CT scans may be performed to help diagnose tumors, investigate internal bleeding or check for other internal injuries or damage, according to Johns Hopkins Medicine.

“It will significantly improve the turnaround time for [patients] to start treatments,” Pas said. “The sooner you can get treatment started, the better recovery those patients will have.”

MRI machine

During the March 28 ribbon cutting, SVH also announced the upcoming arrival of a Siemens Free Max MRI machine, which will be operational by the end of 2024.

The MRI machine uses a magnetic field to produce clearer, more detailed images of a patient’s organs, soft tissues and skeletal system, according to the Mayo Clinic.

With an 80-centimeter bore — 20 centimeters wider than the current machine — the new machine promises to accommodate a wider range of body types and increase comfort for all patients.

“The next closest one of the same machine is in Idaho,” Pas said. “We are now one of the very few [hospitals] with this large of a bore.”

Patient surveys

Starting April 2, SVH patients will receive a text message with a link to complete a 20-second patient satisfaction survey 24 hours after their visit.

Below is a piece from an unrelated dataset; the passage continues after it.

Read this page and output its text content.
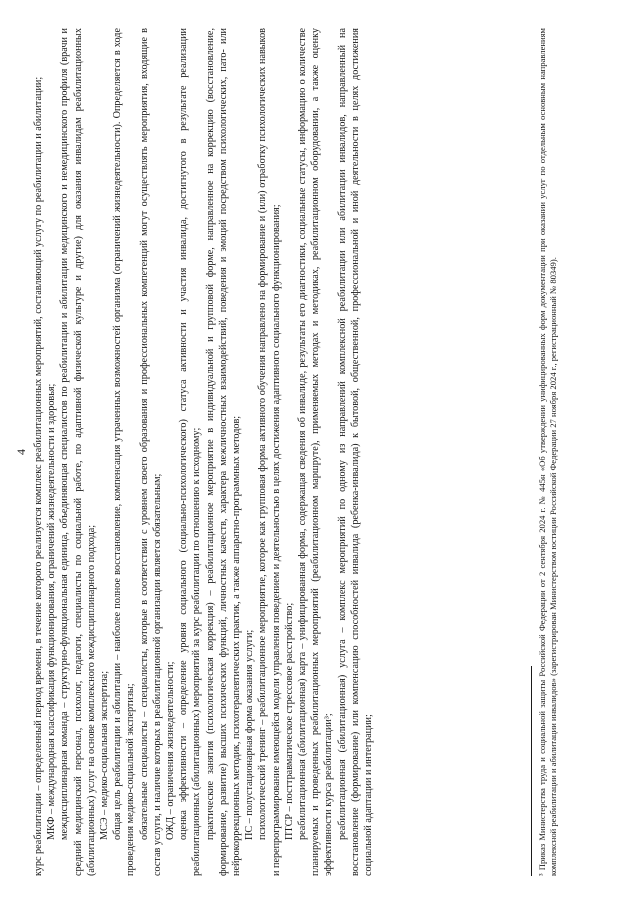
4 курс реабилитации – определенный период времени, в течение которого реализуется комплекс реабилитационных мероприятий, составляющий услугу по реабилитации и абилитации; МКФ – международная классификация функционирования, ограничений жизнедеятельности и здоровья; междисциплинарная команда – структурно-функциональная единица, объединяющая специалистов по реабилитации и абилитации медицинского и немедицинского профиля (врачи и средний медицинский персонал, психолог, педагоги, специалисты по социальной работе, по адаптивной физической культуре и другие) для оказания инвалидам реабилитационных (абилитационных) услуг на основе комплексного междисциплинарного подхода; МСЭ – медико-социальная экспертиза; общая цель реабилитации и абилитации – наиболее полное восстановление, компенсация утраченных возможностей организма (ограничений жизнедеятельности). Определяется в ходе проведения медико-социальной экспертизы; обязательные специалисты – специалисты, которые в соответствии с уровнем своего образования и профессиональных компетенций могут осуществлять мероприятия, входящие в состав услуги, и наличие которых в реабилитационной организации является обязательным; ОЖД – ограничения жизнедеятельности; оценка эффективности – определение уровня социального (социально-психологического) статуса активности и участия инвалида, достигнутого в результате реализации реабилитационных (абилитационных) мероприятий за курс реабилитации по отношению к исходному; практические занятия (психологическая коррекция) – реабилитационное мероприятие в индивидуальной и групповой форме, направленное на коррекцию (восстановление, формирование, развитие) высших психических функций, личностных качеств, характера межличностных взаимодействий, поведения и эмоций посредством психологических, пато- или нейрокоррекционных методик, психотерапевтических практик, а также аппаратно-программных методов; ПС – полустационарная форма оказания услуги; психологический тренинг – реабилитационное мероприятие, которое как групповая форма активного обучения направлено на формирование и (или) отработку психологических навыков и перепрограммирование имеющейся модели управления поведением и деятельностью в целях достижения адаптивного социального функционирования; ПТСР – посттравматическое стрессовое расстройство; реабилитационная (абилитационная) карта – унифицированная форма, содержащая сведения об инвалиде, результаты его диагностики, социальные статусы, информацию о количестве планируемых и проведенных реабилитационных мероприятий (реабилитационном маршруте), применяемых методах и методиках, реабилитационном оборудовании, а также оценку эффективности курса реабилитации³; реабилитационная (абилитационная) услуга – комплекс мероприятий по одному из направлений комплексной реабилитации или абилитации инвалидов, направленный на восстановление (формирование) или компенсацию способностей инвалида (ребенка-инвалида) к бытовой, общественной, профессиональной и иной деятельности в целях достижения социальной адаптации и интеграции;	³ Приказ Министерства труда и социальной защиты Российской Федерации от 2 сентября 2024 г. № 445н «Об утверждении унифицированных форм документации при оказании услуг по отдельным основным направлениям комплексной реабилитации и абилитации инвалидов» (зарегистрирован Министерством юстиции Российской Федерации 27 ноября 2024 г., регистрационный № 80349).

“The new system is great because it’s very easy to take a deep dive into specific issues so we can do trending reports and look closer at individual departments and locations,” Pas said.

While patient feedback has been gathered through surveys in the past, SVH providers hope the text messages will increase input and engagement by reaching more patients.

“These new surveys will allow us to better understand the needs and preferences of our patients, helping us make informed decisions and enhancements to our healthcare delivery,” said Ron Bennett, the director of ancillary services at Snoqualmie Valley Health. “We’re dedicated to continuously improving our services and providing the best possible care for our patients.”

Patients will also be able to name caregivers who they believe went above and beyond in caring for them during their visit.